Part 2: A simple token analysis
At Merkle, we are deeply committed to empowering crypto traders with the knowledge and tools they need to navigate the market effectively. Our recent analytics dive into several rug pulls on major blockchain networks has revealed some intriguing findings. Utilizing Merkle’s RPC, we accessed 15 days' worth of transactions across Ethereum, Polygon, and BSC chains. Given Ethereum's higher incidence of rug pulls, our focus was primarily on this chain. Our analysis reveals a startling pattern in the lifespan of tokens. A staggering 90% of tokens experience a rug pull within the first 2 days of creation. The median time to rug pull is notably short, at just 36 minutes, highlighting the first half-hour as a high-risk period for new tokens.

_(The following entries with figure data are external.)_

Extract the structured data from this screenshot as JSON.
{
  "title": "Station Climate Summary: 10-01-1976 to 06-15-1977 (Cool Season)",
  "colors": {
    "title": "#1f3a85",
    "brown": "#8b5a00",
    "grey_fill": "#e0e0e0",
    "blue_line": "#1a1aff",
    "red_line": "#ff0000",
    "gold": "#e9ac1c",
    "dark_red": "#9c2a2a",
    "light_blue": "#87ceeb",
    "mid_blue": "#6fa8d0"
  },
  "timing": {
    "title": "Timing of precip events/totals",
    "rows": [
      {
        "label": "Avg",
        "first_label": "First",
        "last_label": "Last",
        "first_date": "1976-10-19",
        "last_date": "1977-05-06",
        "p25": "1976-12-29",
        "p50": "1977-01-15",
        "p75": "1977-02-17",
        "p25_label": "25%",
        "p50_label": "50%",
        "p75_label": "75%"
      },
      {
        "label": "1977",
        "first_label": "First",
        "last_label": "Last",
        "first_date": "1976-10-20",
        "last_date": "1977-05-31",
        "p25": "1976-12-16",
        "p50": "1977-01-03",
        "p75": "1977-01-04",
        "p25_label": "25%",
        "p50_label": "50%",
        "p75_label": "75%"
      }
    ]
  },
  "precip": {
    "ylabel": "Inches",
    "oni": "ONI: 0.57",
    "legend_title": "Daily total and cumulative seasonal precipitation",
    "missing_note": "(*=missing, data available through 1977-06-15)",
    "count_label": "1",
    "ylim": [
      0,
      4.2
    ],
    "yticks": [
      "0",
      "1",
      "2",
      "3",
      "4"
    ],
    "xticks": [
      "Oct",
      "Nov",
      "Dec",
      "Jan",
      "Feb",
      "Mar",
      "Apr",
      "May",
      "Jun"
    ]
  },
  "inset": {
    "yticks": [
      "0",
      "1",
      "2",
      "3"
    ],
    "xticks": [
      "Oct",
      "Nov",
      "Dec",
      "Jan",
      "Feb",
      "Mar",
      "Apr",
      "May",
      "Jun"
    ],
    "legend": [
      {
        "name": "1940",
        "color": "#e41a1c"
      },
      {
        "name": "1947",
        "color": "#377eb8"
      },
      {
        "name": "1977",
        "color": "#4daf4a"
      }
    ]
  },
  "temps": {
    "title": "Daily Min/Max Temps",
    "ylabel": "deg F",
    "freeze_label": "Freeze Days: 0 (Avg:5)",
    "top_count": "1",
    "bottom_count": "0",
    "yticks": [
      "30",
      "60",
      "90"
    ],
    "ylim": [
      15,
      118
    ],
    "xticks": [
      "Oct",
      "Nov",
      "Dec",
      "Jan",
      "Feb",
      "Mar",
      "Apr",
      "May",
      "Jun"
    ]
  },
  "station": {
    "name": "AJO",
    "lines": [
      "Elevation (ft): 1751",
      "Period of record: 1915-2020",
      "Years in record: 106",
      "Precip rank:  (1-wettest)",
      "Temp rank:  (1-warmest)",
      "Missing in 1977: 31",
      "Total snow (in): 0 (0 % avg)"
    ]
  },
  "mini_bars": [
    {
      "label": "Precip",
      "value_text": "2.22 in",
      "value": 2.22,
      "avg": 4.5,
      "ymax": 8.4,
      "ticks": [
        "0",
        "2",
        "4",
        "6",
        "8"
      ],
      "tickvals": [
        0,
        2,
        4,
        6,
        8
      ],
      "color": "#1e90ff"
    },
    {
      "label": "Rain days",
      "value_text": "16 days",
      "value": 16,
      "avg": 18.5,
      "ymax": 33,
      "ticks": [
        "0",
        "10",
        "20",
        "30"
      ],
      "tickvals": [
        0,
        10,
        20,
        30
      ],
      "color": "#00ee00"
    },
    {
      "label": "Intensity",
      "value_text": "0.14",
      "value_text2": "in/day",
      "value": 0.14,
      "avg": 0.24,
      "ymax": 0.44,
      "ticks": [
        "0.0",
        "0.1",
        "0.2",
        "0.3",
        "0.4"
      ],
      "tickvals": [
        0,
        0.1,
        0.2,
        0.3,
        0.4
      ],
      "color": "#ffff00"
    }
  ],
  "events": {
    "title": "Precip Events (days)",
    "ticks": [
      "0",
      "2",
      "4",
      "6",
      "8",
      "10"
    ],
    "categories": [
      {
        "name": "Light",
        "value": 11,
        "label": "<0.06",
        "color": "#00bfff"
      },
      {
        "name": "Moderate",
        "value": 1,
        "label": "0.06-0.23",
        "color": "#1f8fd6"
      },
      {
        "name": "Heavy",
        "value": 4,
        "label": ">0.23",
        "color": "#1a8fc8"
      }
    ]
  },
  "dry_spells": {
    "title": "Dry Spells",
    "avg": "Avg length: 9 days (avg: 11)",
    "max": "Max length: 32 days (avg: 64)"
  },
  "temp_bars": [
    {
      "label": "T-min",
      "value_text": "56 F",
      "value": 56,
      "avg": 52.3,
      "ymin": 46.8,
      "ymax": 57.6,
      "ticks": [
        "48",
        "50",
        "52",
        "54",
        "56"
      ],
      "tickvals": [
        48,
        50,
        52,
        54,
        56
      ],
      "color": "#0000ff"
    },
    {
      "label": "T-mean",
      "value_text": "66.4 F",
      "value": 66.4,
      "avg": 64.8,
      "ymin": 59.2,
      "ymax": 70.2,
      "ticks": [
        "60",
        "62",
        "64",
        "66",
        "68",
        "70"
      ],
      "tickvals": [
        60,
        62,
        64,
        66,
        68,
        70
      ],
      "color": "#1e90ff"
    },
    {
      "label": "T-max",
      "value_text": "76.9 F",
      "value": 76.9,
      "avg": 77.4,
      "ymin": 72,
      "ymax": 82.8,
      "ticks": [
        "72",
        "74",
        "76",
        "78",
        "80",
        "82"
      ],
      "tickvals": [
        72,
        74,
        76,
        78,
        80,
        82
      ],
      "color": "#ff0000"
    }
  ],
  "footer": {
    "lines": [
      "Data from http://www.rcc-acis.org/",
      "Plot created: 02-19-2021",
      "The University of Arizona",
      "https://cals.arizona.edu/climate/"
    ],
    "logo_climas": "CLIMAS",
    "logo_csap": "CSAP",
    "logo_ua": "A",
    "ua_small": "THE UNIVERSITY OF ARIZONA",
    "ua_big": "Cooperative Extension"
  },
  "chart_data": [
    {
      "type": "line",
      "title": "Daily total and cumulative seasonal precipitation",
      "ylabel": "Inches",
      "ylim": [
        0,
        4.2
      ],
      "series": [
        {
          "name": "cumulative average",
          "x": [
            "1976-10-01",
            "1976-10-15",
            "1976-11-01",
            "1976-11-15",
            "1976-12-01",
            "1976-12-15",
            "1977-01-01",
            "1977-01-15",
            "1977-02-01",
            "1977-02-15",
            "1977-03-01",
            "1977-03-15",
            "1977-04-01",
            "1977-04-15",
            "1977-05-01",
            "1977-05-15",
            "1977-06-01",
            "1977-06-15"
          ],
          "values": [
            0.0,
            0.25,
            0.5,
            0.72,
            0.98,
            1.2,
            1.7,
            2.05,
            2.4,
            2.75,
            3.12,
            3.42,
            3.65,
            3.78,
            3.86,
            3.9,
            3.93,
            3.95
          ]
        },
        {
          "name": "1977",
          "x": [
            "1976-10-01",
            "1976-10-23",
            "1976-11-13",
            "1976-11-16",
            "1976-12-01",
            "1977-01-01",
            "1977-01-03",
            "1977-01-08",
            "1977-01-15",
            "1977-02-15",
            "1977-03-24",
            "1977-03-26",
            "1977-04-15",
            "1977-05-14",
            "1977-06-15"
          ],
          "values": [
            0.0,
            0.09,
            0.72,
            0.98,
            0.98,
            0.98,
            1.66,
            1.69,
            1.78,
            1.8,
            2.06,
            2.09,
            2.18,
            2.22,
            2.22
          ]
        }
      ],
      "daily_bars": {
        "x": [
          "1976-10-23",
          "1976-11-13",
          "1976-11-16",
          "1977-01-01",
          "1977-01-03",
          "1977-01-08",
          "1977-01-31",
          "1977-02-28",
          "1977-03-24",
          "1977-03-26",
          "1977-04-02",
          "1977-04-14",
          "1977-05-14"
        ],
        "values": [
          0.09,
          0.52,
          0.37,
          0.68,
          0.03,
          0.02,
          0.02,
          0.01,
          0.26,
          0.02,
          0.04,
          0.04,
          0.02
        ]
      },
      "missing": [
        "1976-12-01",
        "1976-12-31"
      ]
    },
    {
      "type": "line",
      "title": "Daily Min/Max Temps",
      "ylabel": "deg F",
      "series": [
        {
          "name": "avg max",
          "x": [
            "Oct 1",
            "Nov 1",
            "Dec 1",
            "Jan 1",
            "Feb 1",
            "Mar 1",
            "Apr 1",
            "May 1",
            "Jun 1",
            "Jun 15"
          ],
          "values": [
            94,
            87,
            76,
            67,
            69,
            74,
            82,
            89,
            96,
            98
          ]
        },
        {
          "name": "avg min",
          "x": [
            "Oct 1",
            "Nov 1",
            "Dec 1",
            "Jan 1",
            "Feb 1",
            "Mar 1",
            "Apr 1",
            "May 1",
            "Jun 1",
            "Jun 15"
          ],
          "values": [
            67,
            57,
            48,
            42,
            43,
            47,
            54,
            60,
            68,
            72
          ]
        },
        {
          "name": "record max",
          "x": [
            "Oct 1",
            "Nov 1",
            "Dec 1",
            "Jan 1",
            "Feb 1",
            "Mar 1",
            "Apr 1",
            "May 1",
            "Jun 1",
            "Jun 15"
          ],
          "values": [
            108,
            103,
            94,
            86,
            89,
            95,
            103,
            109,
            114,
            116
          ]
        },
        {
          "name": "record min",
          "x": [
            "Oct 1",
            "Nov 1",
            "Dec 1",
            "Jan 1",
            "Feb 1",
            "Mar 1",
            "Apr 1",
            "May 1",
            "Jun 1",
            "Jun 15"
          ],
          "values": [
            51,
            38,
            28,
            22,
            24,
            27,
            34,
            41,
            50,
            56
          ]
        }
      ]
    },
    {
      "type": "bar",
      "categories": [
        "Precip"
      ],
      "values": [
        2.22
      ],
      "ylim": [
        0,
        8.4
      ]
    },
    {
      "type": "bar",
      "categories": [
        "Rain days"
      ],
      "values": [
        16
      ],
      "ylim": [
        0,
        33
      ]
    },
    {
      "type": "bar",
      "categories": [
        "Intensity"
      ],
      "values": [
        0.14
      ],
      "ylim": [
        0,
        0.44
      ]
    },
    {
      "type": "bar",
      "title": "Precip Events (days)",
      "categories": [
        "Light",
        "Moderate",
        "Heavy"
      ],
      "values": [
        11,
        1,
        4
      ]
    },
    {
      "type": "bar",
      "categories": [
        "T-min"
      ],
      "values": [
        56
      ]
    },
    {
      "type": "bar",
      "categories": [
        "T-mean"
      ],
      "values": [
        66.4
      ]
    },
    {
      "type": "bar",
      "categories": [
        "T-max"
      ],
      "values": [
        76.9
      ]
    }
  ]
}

After this initial phase, while the risk decreases, it still persists significantly over an extended period.
Ethereum Gains and Losses
In examining the Ethereum (ETH) amounts amassed prior to rug pulls, we observed a median investment figure of 0.7 ETH, with the 90th percentile reaching around 4.6 ETH. This suggests a modest but non-negligible financial impact on investors per incident.
Investment Velocity and Rug Pull Timing
We hypothesized a correlation between the rate of investment in a token and the timing of its subsequent rug pull. The higher the rate of investment, the more incentivized investors are to wait before withdrawing their investments and consequently the longer the token developer would wait before rug pulling. Our findings yielded a Pearson Coefficient of 0.247 with a P-value of 0.000188, indicating a weak but direct correlation. Rapid investment in a token appears to slightly delay the likelihood of a rug pull, as opposed to tokens with slower investment rates.
HH Index and Its Implications
Analyzing the Herfindahl-Hirschman Index (HHI) for these tokens offered another dimension to our study. Despite a median HHI of 0.53, which typically suggests a healthy ownership distribution, our findings indicate that this metric alone does not reliably predict the likelihood of a rug pull. The implication here is that many addresses, despite appearing originating from different people, might be under the control of a few entities or even only the token owner.
Contrary to the common perception of catastrophic financial losses due to rug pulls, our analysis suggests that the actual amount of money lost is relatively small when considered in the context of the entire Ethereum trading volume. While rug pulls undeniably pose a risk, especially in the early hours of a token's life, they represent a relatively minor fraction of the total number of transactions and amount invested on the Ethereum network. This insight should not diminish the need for vigilance but rather contextualize the risk rug pulls pose in the broader landscape of Ethereum trading.